The Great Spirit folded his arms and scowled at her, waiting.

“I used to think I was being harassed when one of my co-workers asked me the color of my underwear, and now I don’t even remember the last time I wore underwear.  You don’t care about any of this, do you?” she asked.


Should I
?”

“I guess not.  I swore an oath, so I belong to you.  Kodjunn swore an oath, so you can use him, too.  Neither of us have a right to complain about the way that you do it.”


And yet you do
.”

“I do,” she agreed.  “But I understand something that Kodjunn hasn’t quite realized yet.  It could be a lot worse.”


Indeed it could
.”

“I’m pretty sure I could hurt you if I tried,” Olivia mused, and looked thoughtfully away when the god bared his fangs at her.  “Unfortunately, I’m also sure, very sure, that you could kill me if you tried.  May I ask you something?”

He glared at her for a long time, but at last nodded stiffly.

“Did you ever think of asking one of the other humans that Vorgullum took?  You said you were watching, you must have seen your options.  I know what you said about my heart and all that,” she added with a dismissive wave.  “But I also know that I didn’t make it easy for you, so why didn’t you ask someone else?  Why didn’t you ask, oh, Amy?  She’d do this, I’m sure of it.  She’s smart and she’s brave.  She loves Kurlun and her daughter…hell, she was the first person to ever say that we captives had an obligation to help our captors breed with us because of your biological imperative to prevent extinction.”

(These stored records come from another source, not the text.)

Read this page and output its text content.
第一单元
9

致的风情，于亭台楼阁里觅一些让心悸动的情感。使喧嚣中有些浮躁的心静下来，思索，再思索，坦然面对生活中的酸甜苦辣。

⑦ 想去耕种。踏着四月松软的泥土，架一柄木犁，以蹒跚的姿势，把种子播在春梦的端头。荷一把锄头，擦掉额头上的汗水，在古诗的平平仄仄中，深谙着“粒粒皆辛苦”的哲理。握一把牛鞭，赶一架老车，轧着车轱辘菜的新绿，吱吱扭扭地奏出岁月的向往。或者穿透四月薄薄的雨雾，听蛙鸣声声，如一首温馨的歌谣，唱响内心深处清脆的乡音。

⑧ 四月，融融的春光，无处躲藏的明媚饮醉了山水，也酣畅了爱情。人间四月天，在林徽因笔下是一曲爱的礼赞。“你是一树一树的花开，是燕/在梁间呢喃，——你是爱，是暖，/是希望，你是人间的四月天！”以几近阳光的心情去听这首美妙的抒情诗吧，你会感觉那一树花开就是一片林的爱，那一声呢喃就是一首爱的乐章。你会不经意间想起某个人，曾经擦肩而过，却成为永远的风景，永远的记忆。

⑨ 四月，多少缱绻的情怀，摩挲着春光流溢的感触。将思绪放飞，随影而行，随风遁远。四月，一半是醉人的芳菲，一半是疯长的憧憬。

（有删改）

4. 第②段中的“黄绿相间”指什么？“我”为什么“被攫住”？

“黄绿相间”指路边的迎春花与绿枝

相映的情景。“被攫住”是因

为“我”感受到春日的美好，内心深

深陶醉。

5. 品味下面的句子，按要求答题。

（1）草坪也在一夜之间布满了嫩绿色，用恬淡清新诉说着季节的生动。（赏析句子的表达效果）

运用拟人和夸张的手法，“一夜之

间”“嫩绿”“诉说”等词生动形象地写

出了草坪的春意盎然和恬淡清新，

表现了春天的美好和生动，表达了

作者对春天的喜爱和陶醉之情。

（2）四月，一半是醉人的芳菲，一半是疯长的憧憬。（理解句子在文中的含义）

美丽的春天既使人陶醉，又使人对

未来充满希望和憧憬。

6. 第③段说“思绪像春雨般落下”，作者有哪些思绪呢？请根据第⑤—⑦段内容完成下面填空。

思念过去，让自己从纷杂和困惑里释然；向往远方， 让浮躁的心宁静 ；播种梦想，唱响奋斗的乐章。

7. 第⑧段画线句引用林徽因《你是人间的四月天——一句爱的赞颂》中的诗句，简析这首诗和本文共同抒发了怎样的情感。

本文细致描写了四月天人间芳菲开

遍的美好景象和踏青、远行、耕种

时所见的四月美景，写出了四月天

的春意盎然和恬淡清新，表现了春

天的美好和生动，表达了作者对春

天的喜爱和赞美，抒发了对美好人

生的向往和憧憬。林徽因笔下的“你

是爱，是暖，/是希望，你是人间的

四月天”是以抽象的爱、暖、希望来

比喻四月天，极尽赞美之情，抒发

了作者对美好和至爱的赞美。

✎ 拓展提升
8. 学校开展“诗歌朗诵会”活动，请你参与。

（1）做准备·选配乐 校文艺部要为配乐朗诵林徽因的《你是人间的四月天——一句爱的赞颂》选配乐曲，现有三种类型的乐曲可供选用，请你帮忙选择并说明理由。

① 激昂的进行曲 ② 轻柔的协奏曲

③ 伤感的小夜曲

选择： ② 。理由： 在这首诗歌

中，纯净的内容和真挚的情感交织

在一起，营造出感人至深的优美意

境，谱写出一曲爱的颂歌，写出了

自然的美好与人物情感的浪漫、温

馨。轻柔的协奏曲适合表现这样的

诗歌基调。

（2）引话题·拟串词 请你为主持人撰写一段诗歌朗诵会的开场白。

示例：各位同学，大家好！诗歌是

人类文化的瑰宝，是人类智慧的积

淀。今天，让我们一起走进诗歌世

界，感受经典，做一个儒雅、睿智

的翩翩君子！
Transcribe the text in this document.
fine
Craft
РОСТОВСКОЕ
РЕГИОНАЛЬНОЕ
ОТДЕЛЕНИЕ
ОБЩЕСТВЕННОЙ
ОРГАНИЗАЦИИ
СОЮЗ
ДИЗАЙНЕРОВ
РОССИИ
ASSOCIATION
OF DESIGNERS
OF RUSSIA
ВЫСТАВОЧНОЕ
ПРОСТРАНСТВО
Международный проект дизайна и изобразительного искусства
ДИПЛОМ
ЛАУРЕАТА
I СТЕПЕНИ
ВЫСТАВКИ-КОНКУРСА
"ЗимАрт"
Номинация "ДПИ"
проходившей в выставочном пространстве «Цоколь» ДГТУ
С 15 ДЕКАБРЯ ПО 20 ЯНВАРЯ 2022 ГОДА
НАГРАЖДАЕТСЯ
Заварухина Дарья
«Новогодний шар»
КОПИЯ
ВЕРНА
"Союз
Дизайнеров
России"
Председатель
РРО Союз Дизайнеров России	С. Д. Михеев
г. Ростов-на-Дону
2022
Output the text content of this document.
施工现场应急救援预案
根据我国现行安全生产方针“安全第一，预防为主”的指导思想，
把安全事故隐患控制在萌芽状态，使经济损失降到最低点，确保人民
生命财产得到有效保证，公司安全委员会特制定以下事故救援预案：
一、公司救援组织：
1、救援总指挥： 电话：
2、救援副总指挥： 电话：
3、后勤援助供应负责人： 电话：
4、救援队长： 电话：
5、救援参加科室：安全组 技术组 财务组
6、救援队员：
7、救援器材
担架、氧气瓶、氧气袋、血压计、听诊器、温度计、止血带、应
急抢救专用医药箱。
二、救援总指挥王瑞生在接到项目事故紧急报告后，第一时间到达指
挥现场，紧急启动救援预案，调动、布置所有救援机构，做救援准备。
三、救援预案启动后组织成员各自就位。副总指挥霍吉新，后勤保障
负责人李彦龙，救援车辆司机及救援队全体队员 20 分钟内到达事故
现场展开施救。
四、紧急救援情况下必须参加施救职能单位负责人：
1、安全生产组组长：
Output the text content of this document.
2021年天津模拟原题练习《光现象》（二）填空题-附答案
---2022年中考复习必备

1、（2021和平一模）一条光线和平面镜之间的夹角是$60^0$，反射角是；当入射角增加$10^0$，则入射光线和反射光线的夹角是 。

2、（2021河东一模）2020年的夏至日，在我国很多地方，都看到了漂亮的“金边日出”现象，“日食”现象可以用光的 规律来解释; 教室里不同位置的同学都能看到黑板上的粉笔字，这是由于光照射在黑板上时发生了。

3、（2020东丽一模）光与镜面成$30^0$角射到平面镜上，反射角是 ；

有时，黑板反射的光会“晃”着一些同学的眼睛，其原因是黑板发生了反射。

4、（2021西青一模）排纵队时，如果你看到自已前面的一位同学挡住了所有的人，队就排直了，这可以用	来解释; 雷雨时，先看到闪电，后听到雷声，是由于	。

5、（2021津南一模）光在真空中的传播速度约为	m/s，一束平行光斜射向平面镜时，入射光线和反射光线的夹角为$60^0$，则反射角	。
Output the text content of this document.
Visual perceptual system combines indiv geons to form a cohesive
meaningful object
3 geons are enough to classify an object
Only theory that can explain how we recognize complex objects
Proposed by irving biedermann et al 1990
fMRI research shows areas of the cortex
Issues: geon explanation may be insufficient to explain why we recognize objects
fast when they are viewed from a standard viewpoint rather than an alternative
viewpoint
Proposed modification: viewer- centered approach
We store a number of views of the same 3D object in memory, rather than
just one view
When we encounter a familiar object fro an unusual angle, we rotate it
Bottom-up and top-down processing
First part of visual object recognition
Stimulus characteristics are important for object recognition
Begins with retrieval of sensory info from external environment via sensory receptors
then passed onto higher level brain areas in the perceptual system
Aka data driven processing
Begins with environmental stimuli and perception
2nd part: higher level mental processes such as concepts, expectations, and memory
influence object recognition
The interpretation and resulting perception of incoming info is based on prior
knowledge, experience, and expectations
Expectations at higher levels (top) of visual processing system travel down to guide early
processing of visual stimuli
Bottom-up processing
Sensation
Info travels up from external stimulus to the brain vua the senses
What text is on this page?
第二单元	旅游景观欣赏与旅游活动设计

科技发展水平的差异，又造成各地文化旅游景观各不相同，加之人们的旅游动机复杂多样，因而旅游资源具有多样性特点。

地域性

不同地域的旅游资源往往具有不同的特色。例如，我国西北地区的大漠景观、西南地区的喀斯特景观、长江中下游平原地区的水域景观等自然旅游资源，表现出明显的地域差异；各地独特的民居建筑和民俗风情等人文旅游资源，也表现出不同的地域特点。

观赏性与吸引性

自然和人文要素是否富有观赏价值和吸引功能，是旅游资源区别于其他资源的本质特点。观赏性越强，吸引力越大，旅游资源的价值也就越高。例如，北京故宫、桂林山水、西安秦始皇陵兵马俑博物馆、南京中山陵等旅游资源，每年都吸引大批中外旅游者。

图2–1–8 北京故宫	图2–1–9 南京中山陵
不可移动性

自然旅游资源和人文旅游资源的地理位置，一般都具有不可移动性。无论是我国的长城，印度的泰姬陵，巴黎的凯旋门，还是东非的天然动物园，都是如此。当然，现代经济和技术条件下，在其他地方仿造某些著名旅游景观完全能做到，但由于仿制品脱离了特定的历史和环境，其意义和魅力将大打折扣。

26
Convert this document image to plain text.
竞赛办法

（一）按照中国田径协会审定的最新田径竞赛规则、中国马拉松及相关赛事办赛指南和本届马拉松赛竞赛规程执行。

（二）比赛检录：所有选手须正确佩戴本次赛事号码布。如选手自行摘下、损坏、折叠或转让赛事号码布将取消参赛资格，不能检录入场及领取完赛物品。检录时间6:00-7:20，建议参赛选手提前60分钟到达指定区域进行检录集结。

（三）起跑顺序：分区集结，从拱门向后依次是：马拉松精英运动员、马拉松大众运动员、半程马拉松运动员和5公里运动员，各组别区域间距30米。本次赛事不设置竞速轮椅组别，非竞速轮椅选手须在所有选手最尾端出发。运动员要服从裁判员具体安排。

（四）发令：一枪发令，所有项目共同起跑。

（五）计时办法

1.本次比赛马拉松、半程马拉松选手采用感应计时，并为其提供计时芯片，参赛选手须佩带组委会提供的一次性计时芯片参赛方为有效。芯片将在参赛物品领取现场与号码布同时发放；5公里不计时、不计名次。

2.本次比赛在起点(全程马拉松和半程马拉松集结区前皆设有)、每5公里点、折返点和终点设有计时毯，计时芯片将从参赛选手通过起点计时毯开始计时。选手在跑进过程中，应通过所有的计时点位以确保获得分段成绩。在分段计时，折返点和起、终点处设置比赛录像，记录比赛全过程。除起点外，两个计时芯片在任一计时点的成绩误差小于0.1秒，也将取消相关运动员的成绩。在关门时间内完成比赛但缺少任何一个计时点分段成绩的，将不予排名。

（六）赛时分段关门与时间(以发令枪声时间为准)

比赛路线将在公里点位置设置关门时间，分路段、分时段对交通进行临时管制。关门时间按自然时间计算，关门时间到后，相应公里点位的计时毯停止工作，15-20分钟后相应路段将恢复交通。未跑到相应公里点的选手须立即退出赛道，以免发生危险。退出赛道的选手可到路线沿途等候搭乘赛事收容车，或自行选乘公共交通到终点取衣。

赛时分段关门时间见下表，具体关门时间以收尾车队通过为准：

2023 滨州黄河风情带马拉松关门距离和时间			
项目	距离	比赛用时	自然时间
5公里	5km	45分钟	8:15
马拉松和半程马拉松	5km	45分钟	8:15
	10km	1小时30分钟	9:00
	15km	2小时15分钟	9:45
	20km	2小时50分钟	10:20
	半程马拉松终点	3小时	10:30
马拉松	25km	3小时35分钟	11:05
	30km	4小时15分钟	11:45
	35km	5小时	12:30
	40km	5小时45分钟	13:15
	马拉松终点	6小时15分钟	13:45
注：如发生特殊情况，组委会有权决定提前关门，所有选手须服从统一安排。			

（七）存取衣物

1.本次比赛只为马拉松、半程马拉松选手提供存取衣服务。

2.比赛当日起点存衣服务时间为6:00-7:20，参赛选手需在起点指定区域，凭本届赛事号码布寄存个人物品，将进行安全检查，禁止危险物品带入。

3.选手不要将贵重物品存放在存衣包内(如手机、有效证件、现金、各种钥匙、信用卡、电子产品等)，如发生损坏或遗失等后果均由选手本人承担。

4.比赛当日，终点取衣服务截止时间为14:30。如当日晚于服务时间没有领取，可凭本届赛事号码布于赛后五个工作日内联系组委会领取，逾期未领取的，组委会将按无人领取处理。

The Great Spirit frowned, but anger was not the only emotion burning in his eyes now.  Uncertainty had joined it, uncertainty and shame.

Olivia studied him in his tight-mouthed silence and finally said, gently, “It’s because she didn’t have someone like Murgull you could show her being tortured, isn’t it?”

He did not answer.

“And as willing as Amy might have been to hop up and save your children, you’d rather have a person that you could hurt, if you had to.  Well, that’s all right,” she said, and stood up to square off against him.  “That’s just fine.  I’m glad you understand the concept of manipulation because I intend to use it against you.”


Do you indeed
?” he snarled, advancing on her.

“Why else would I bother to help you cum?  Why, when it’s more work, more risk and a lot more painful for me!  Why?  Because I wanted to give you something you could only get from me, something you’d want so much that you’d want to make me happy.  I want you to think about that: You had to dangle a suffering soul in front of me to get what I got out of you for a good fuck.”